Qual foi o maior desafio profissional que enfrentou e como conseguiu ultrapassá-lo?
A primeira responsabilidade é para connosco próprios e o nosso bem-estar. Não se deixar levar pelo cargo que se ocupa ou definir-se como uma pessoa de uma única tarefa são também aspetos a ter em conta no dia-a-dia.

Por volta dos meus vinte anos, bem no começo da minha carreira, passava muito tempo a trabalhar, ao ponto de definir o meu sucesso pela carga de trabalho. Um dia ouvi alguém mencionar que não se via nesta carreira porque não estava para isso, ou porque não conseguia trabalhar o número de horas que eu trabalhava.
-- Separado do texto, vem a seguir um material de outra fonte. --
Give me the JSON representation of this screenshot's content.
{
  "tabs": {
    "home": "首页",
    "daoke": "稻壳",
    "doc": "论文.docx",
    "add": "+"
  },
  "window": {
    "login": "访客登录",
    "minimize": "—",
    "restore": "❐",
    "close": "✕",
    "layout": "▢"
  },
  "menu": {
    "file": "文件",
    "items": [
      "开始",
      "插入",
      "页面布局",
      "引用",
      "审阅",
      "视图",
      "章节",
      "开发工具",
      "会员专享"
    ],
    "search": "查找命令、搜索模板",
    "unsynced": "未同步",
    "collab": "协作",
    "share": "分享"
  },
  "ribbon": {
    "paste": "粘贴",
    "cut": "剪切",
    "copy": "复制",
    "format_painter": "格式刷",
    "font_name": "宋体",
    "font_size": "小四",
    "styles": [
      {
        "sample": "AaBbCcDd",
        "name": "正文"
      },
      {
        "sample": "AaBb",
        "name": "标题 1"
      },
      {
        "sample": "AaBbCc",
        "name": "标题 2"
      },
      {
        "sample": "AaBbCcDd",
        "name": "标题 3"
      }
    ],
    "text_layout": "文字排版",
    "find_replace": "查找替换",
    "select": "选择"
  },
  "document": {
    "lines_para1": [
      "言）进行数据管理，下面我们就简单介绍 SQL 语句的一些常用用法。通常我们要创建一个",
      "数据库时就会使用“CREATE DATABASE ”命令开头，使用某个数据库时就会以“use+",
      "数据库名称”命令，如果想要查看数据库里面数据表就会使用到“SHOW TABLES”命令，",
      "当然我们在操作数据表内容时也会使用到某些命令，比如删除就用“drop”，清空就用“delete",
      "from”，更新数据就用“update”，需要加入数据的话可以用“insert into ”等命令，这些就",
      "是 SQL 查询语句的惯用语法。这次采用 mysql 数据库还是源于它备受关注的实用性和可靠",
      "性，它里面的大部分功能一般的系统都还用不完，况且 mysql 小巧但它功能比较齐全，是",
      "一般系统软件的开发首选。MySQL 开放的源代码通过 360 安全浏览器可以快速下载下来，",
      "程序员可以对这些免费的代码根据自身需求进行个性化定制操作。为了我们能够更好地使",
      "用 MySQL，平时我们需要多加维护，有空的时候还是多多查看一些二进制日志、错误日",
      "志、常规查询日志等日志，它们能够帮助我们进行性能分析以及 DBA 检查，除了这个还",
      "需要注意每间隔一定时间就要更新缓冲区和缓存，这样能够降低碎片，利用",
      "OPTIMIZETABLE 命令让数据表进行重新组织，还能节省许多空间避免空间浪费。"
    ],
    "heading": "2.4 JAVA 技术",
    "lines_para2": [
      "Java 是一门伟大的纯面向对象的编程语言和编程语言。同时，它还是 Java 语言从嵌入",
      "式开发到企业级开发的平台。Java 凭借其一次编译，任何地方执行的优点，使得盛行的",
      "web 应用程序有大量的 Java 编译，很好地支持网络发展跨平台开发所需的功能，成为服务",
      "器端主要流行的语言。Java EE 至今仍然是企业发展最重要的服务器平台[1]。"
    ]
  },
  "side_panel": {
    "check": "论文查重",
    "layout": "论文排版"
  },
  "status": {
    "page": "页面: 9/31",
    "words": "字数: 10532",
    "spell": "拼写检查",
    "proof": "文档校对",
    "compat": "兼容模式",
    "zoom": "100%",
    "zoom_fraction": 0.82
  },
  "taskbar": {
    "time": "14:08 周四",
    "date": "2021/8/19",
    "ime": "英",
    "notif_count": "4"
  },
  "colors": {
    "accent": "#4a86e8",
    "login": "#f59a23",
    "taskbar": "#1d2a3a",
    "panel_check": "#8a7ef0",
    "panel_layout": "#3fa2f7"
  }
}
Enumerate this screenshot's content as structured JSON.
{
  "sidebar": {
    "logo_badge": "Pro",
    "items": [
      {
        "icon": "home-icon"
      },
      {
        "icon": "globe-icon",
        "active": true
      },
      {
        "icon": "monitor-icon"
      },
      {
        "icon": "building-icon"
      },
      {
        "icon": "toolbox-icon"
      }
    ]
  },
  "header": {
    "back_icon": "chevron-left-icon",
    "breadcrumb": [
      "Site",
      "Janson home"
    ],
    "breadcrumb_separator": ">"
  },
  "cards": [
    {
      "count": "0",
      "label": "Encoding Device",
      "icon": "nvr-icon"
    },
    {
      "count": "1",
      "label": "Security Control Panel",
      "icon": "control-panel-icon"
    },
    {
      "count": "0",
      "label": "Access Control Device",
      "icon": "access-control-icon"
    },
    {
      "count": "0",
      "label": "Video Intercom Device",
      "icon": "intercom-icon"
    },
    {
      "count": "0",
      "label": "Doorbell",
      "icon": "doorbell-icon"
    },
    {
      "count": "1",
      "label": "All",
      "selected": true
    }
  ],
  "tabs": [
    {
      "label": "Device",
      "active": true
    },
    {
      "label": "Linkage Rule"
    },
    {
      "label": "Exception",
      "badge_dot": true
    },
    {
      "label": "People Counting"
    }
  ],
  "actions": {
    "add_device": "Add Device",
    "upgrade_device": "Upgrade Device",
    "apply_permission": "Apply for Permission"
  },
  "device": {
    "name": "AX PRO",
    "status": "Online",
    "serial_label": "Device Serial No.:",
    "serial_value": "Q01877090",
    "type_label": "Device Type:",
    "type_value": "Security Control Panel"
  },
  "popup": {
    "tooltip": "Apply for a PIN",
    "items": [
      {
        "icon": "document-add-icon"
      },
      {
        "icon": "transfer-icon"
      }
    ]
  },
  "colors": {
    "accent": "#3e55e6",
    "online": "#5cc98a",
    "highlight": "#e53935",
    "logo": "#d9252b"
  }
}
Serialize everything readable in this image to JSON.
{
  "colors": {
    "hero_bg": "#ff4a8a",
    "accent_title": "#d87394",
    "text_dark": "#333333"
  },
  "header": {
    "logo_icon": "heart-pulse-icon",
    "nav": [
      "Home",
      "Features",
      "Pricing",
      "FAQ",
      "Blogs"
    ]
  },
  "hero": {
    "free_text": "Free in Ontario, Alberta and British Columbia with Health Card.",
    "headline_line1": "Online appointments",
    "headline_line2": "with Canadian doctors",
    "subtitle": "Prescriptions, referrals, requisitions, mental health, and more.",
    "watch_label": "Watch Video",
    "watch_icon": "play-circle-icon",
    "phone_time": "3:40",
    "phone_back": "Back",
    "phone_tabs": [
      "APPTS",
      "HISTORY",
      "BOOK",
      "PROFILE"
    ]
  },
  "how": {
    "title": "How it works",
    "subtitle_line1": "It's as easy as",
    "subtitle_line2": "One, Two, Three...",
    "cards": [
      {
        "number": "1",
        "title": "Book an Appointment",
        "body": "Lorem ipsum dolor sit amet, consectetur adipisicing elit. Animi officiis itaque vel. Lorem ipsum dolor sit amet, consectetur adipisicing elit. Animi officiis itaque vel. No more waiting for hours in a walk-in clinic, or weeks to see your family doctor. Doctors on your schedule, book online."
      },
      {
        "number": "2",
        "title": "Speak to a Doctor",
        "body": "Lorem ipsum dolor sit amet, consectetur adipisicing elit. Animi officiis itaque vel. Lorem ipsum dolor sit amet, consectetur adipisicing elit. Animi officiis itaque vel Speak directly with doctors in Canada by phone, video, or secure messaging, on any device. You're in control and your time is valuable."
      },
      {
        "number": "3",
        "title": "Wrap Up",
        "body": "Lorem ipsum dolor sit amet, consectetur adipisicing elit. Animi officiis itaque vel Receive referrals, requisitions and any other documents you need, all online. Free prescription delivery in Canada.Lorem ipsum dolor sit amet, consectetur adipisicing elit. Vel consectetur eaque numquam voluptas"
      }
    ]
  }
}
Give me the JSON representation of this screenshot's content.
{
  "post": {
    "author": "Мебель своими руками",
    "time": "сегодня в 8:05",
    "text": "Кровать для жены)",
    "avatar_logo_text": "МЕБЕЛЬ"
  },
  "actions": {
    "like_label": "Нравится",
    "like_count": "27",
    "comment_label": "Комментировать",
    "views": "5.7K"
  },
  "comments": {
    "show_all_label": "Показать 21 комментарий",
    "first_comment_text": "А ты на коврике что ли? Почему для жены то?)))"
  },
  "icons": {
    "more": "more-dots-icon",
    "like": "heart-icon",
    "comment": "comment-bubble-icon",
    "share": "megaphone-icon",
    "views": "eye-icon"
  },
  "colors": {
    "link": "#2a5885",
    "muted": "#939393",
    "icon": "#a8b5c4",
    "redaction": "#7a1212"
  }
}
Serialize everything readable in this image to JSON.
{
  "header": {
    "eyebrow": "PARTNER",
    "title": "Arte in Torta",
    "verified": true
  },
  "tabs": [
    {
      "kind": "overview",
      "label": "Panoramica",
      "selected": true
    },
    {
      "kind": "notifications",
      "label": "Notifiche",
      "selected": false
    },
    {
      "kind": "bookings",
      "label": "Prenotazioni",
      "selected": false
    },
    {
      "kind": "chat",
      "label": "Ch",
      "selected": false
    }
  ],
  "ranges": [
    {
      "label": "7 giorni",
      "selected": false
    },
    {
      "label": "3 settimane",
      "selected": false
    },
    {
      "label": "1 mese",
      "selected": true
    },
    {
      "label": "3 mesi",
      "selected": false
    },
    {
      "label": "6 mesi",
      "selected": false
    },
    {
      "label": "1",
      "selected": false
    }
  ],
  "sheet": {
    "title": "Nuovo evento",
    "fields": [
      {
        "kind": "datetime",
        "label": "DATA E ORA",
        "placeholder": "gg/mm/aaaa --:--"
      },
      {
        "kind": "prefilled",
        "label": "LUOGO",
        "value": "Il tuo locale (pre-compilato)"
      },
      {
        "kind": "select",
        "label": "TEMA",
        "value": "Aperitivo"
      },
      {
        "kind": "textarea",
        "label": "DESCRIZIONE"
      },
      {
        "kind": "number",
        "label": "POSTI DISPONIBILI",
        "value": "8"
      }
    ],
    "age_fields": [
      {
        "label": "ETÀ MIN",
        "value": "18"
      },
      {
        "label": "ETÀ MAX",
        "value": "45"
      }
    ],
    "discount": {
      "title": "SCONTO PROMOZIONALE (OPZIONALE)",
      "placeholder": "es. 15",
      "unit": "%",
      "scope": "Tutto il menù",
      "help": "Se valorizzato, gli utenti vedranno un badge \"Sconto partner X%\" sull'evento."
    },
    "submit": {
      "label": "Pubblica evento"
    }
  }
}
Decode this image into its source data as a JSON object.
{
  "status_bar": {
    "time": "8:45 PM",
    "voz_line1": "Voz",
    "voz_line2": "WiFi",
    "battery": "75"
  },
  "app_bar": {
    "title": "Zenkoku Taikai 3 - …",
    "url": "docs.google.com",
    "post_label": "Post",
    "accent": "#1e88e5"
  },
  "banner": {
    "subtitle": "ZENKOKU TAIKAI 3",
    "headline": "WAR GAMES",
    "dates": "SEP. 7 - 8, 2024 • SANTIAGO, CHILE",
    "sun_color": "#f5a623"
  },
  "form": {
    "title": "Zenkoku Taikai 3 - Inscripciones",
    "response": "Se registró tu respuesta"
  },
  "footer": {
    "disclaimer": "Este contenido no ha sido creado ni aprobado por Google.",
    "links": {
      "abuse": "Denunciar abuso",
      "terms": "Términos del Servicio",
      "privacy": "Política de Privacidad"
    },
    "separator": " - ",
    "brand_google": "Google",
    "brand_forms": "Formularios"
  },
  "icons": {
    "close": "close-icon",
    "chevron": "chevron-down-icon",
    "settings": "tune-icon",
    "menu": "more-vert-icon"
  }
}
Foi um instante que definiu algo mais – algo que eu não estava, claramente, a fazer bem, especialmente ocupando a função de manager. Nesse momento percebi que tinha de corrigir esse ponto se quisesse apontar a uma maior integração da minha equipa.

Qual a cultura com que mais se identifica, de todos os países onde trabalhou, e porquê?
Diria que são os Estados Unidos da América, o país onde mais gostei de trabalhar até hoje. Identifico-me com o culto de meritocracia acentuado na relação causa/consequência. Gostei muito de trabalhar no Reino Unido e em Singapura. Para mim, tendo já trabalhado na Europa, na Ásia, América Latina e nos E.U.A., saliento o desafio fascinante que é o da gestão das diferenças culturais que existem em equipas que se encontram em países diferentes, para além da barreira da linguagem, obviamente.  Por outro lado, trabalhar com a América Latina provou ser o desafio maior uma vez que a sua cultura de trabalho é alicerçada em relações interpessoais onde o favoritismo e o interesse próprio prevalecem, o que requer tempo. Ou seja, em vez de se mergulhar de cabeça no trabalho que tem de ser executado, há que se dar uns passos atrás ou ao lado para se conhecer melhor os colegas envolvidos nesse trabalho.

As prioridades na área de diversidade são cultivar a pipeline de acesso a posições de liderança e cultivar uma cultura de equidade através de programas de mentoring e sponsorship.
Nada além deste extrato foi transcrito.